As the world observes Water Day this year, a new and rather unlikely group is starting to pay more attention to issues of water risk and water quality: financial analysts. They must take into account a myriad number of factors when making decisions, adding up tiny details to look for hints of future performance. But something as basic as water can also have a huge impact on companies’ performance, and even today, water risk is missing from many investors’ calculations. Though climate change and other environmental trends can have a major impact on companies and industrial sectors (and recently, the SEC advised publicly-held companies to inform investors of any potential risks of climate change) nearly half of global money managers are still ignoring climate change risk completely when they make their investment decisions, according to a recent survey. The same can be said for water risk. Right now, many companies are inadvertently betting on water that, in the coming decades, might no longer be available.
Investment and Environmental Risk
Environmental data, even when available, does not fit neatly into the financial models that investors commonly use. Environmental trends are complex and have a long time horizon, making them difficult to accurately quantify and predict. As one analyst put it, “If it’s going to be a problem in 2025, tell me about it in 2024.”
The World Resources Institute, with Goldman Sachs’ Center for Environmental Markets and General Electric are currently developing a Water Index to help investors and financial analysts understand various water-related risks affecting different sectors and companies. The Water Index will help financial analysts model the local nature of water -related risks and externalities, thereby allowing water risk to be included in cost of capital calculations. A better grasp of water risk can help to shift investment in water intensive industries toward areas where the impact on water ecosystems and people are more benign. At the same time the water index can inform corporations where investments in water efficiency or treatment can achieve the greatest impacts.
What is “water risk”?
From a financial perspective, Water risks are disruptions, costs, revenue losses, or growth constraints due to a lack of water. Water scarcity, water pollution, and water competition can all limit the growth of a company, and can start to hurt asset performance and investments.
There can also be a reputational cost. Companies with a brand to defend are starting to notice the intensifying competition around water. It can hurt a company’s reputation to be viewed as taking water from more deserving causes such as local people or farmers, even if a company may be completely within their legal rights for access.
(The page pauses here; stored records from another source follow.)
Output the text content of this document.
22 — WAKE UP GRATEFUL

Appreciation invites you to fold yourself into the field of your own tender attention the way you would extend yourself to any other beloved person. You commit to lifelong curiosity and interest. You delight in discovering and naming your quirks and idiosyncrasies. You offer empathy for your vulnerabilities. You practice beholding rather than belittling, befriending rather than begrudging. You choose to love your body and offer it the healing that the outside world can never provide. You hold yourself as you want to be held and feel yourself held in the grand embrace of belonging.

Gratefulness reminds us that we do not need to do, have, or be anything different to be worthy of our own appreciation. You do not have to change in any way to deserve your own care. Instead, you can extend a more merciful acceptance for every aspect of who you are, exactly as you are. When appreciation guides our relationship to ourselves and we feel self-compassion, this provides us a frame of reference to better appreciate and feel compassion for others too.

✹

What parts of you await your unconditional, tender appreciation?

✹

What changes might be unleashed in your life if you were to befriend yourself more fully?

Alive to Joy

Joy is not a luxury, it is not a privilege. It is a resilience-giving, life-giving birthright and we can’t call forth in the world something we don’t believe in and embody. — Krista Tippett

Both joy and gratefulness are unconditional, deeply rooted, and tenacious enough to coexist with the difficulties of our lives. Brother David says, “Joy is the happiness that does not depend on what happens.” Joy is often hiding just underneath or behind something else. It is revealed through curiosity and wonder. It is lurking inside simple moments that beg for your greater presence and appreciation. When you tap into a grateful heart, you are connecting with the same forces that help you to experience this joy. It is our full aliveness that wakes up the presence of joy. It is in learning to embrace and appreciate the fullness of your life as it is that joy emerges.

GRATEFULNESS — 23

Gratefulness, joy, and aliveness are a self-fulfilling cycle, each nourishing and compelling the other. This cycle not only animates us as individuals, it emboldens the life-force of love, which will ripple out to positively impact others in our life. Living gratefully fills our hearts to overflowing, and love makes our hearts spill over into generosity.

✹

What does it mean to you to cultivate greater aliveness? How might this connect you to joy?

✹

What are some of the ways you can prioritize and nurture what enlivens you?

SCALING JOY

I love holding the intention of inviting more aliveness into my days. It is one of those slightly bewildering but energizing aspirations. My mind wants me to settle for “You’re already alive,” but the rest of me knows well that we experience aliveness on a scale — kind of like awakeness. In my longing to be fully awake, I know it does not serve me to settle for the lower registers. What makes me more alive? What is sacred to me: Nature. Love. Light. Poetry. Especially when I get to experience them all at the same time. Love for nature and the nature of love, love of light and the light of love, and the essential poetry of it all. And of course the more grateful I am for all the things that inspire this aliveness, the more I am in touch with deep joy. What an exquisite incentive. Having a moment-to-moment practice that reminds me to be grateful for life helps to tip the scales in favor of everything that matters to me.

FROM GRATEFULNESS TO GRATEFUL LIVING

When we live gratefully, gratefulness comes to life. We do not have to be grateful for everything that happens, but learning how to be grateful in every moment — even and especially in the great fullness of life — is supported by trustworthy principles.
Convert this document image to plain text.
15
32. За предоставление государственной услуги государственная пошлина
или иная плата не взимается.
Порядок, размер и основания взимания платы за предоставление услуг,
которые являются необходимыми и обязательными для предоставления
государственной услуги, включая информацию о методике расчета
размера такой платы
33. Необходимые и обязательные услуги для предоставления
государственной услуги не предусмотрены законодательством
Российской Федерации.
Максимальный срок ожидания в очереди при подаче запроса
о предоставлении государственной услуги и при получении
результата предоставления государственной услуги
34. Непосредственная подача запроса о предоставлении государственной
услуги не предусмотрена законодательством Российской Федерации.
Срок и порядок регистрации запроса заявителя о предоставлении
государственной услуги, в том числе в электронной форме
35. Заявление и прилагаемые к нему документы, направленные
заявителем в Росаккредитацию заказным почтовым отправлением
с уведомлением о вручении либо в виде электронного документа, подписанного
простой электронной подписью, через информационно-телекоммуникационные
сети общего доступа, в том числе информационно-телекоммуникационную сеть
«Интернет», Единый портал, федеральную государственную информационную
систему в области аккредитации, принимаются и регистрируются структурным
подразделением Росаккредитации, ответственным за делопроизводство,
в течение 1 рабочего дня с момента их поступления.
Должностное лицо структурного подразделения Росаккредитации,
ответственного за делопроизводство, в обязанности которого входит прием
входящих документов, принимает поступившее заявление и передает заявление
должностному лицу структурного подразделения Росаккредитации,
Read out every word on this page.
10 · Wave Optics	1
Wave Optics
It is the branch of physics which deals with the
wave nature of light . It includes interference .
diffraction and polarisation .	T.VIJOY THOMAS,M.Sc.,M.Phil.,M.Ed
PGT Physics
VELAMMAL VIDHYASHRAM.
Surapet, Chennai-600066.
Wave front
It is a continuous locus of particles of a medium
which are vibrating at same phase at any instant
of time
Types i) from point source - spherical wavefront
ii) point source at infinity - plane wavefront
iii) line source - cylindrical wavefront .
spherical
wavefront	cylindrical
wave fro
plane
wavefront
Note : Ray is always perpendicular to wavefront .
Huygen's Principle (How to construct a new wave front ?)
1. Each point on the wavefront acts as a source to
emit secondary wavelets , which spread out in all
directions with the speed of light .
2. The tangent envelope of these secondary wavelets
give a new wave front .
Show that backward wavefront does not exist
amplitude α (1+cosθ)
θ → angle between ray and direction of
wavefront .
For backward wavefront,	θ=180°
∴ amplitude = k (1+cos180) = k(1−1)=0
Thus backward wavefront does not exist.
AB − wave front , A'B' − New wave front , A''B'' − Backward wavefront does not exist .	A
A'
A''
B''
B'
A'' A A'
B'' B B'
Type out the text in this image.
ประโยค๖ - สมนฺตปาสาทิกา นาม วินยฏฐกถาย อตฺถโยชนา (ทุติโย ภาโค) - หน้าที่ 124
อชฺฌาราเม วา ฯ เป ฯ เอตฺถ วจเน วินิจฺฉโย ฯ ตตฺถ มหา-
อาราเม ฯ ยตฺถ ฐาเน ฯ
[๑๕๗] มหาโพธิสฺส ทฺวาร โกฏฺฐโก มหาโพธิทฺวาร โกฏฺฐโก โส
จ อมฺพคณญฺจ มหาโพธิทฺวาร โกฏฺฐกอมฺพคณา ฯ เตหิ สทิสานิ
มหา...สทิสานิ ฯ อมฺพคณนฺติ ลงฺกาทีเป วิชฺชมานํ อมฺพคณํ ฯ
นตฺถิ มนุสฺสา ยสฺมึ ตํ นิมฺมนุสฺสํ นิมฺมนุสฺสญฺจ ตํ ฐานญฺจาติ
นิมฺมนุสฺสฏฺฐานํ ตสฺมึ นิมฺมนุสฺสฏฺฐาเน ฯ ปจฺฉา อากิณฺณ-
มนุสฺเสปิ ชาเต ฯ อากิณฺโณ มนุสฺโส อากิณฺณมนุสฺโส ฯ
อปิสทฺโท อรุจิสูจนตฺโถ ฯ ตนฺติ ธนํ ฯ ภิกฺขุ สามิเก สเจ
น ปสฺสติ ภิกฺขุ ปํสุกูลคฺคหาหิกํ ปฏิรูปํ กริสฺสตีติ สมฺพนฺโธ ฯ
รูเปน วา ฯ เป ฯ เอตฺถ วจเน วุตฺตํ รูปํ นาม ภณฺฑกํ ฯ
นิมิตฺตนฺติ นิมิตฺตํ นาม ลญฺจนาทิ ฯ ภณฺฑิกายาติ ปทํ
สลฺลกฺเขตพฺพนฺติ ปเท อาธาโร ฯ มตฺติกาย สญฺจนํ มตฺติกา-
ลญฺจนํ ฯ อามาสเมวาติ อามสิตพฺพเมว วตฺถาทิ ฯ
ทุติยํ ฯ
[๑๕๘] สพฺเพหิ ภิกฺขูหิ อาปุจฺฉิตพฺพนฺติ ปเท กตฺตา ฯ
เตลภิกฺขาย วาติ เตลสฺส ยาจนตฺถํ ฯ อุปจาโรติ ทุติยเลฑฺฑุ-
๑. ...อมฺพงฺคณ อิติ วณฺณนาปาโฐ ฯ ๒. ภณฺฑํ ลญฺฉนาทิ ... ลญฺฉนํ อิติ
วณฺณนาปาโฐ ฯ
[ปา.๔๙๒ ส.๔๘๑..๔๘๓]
Take Coca-Cola, for example. They were accused of using up local water resources in India, and took a reputational hit for that.
These risks can force a cost upon a company that they may not have included in their calculations beforehand. Right now there are few financial analysts that incorporate those long term costs into their valuations. But investors are becoming savvier and are starting to demand to know about these risks in order to make better investment decisions.
The food and beverage industry, the power industry, mining, and some kinds of manufacturing, like semi-conductor manufacturing, are particularly exposed to water risk because they depend on large quantities of water for production, and some of that water needs to be very high quality. Power plants, for example, depend on large quantities of water for cooling. If this water isn’t available, they have to reduce output or, in extreme cases, shut down.
Water risk can hurt these companies in different ways. It can disrupt operations, it can drive up costs, and it can reduce revenues. It can impact their assets, their performance, and their decisions about the design and location of a facility. If water supplies run low, or if the temperature rises too high for power plants to discharge cooling water, dams or power plants can be forced to reduce output.
Making a Water Index Work
Water is local, and any index has to appreciate and account for that. Risk will be different depending on the region and the sector. The Water Index will be a standard methodology that is flexible enough to be replicated in different regions and sectors, and transparent enough so that people can make sense of it. To work, it must be easy to apply to as many parts of the world as possible.
Though developing a usable Water Index will be challenging, there is a huge demand. Earlier attempts have focused mostly on quantifying water footprints and companies’ impact on the environment. A new Index would instead look at the environment’s impact on companies. This is a key paradigm shift, and could revolutionize the way investors can make decisions about the environment, and the future.